Syllabus

Weaving techniques have been around for thousands of years, used to make a wide range of items from small household goods to large sculptures and furniture. In this workshop, we’ll look at the basics of traditional textile processes such as weaving, knitting, and braiding as a base for their digital reinterpretation through digital design and robotic fabrication technologies. Natural materials such as flax, willow, reed or jute usually present nonuniform characteristics both in physical and geometric terms being a challenge for processing data into digital fabrication processes. 

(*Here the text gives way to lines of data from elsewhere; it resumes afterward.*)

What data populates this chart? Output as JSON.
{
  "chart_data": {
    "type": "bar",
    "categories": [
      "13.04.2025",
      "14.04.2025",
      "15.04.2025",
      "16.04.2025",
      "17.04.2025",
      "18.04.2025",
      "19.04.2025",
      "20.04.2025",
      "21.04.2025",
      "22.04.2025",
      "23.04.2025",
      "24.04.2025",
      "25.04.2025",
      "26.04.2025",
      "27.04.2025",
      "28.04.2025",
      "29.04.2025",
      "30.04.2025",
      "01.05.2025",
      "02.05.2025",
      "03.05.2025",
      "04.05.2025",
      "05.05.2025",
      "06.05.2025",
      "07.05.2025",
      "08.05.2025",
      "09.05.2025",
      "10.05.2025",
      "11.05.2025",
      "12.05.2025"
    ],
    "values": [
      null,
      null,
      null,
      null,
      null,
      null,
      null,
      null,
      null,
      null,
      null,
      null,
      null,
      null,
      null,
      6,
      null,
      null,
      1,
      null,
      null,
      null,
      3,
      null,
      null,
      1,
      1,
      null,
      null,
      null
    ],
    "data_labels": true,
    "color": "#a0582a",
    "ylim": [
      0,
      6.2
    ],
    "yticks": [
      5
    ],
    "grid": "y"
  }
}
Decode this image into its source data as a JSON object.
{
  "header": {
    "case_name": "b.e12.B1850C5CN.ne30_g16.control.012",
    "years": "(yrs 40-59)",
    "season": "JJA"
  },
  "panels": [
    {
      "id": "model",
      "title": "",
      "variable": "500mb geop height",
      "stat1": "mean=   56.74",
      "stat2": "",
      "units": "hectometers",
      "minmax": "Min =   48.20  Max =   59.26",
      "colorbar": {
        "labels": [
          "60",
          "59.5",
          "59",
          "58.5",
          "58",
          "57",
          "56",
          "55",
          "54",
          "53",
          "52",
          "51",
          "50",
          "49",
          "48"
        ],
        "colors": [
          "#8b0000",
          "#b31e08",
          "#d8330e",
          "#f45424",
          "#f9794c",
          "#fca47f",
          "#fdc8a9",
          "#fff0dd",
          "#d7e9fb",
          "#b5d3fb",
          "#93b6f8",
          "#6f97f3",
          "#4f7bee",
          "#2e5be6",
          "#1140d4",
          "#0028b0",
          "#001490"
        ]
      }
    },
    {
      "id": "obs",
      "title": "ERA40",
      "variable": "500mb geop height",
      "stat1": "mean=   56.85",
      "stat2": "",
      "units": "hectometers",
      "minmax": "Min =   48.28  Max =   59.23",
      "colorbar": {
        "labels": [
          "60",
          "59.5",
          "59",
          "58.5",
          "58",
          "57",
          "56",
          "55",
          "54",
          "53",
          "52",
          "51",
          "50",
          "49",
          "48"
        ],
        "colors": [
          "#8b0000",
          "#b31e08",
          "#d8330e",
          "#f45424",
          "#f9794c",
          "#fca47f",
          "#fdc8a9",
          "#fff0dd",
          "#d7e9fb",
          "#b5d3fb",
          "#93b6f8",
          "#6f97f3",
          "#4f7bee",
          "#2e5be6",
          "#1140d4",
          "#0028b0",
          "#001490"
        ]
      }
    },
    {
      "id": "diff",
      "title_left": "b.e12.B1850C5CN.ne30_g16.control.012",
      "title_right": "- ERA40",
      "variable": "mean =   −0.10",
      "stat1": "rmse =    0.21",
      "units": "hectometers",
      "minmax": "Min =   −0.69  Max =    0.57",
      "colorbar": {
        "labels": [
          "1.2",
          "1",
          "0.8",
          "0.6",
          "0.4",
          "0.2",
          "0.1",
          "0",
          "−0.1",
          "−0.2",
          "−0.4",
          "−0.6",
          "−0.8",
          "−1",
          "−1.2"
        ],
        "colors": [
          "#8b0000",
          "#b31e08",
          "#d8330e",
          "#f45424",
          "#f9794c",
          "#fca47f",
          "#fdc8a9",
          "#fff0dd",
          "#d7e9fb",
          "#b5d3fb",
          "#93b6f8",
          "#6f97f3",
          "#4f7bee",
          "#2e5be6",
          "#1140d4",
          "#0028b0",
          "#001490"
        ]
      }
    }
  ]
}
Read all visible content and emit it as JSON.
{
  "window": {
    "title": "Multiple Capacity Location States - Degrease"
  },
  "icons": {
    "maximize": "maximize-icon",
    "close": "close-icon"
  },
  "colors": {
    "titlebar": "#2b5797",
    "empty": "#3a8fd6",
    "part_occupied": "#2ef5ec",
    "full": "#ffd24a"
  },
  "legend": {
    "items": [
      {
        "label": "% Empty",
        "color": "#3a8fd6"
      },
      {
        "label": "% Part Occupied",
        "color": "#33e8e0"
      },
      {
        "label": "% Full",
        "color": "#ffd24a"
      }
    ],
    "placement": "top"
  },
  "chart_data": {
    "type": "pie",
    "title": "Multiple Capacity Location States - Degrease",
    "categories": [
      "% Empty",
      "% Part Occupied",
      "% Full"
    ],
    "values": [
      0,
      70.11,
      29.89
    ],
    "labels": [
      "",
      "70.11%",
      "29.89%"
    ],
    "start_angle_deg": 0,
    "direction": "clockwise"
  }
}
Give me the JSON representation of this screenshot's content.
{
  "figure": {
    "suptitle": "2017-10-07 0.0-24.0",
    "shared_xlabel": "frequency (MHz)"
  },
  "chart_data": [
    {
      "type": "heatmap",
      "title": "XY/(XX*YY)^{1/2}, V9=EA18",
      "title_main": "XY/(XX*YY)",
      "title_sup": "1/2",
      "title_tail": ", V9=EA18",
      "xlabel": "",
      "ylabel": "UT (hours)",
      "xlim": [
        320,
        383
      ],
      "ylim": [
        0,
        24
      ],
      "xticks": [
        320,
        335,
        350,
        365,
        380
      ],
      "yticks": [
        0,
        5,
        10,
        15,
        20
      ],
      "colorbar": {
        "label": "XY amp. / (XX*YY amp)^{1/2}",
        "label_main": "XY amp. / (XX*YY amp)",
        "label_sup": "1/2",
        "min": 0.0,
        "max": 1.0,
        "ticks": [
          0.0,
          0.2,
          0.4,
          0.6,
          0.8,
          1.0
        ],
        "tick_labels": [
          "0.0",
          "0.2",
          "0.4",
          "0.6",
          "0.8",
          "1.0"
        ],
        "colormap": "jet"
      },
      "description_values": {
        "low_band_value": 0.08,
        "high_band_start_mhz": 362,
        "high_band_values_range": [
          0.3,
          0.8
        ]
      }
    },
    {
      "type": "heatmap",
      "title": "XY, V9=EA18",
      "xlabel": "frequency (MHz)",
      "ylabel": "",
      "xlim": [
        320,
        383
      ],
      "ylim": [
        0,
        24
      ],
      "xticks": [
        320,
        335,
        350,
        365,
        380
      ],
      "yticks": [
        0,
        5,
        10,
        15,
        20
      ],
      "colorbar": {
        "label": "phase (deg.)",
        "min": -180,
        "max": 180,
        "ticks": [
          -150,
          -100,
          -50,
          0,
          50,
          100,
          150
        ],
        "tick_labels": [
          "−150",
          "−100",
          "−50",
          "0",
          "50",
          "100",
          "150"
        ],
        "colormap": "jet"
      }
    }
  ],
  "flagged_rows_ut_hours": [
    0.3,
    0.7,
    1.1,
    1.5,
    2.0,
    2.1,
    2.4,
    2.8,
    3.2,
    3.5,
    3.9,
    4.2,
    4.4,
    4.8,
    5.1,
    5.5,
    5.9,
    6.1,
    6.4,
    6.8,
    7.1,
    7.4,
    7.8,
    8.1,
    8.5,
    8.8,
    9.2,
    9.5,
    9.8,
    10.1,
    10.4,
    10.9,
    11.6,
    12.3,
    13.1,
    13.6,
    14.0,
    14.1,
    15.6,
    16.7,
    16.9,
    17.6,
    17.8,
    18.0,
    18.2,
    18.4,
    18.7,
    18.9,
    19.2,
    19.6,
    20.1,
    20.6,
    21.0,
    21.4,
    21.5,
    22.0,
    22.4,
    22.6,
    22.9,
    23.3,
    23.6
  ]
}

In addition, the complexity of the interaction between natural materials and machines increases as the anisotropy in the different axes of the material grows, creating a complex system that simulates its behaviour in a continuous weaving or deposition process. All those fabrication and material attributes will be translated into a digital fabrication process through an empirical procedure where the digital model will be retrofitted using those constraints as opportunities and potential design features. A small 1:1 prototype will be built guided by a component-oriented logic merging traditional interlacing craftsman techniques with digital construction technologies.

Learning Objectives 

  • Understand weaving principles & techniques
  • Develop a methodology to deal with the heterogeneous characteristics of natural materials.
  • Simulate natural material behaviour and characteristics.
  • Translate those manual weaving principles & material irregularities into an automated digital fabrication process.
  • Inform the design with material characteristics and manufacturing constrains. 
  • Assembly principles & component-oriented logic.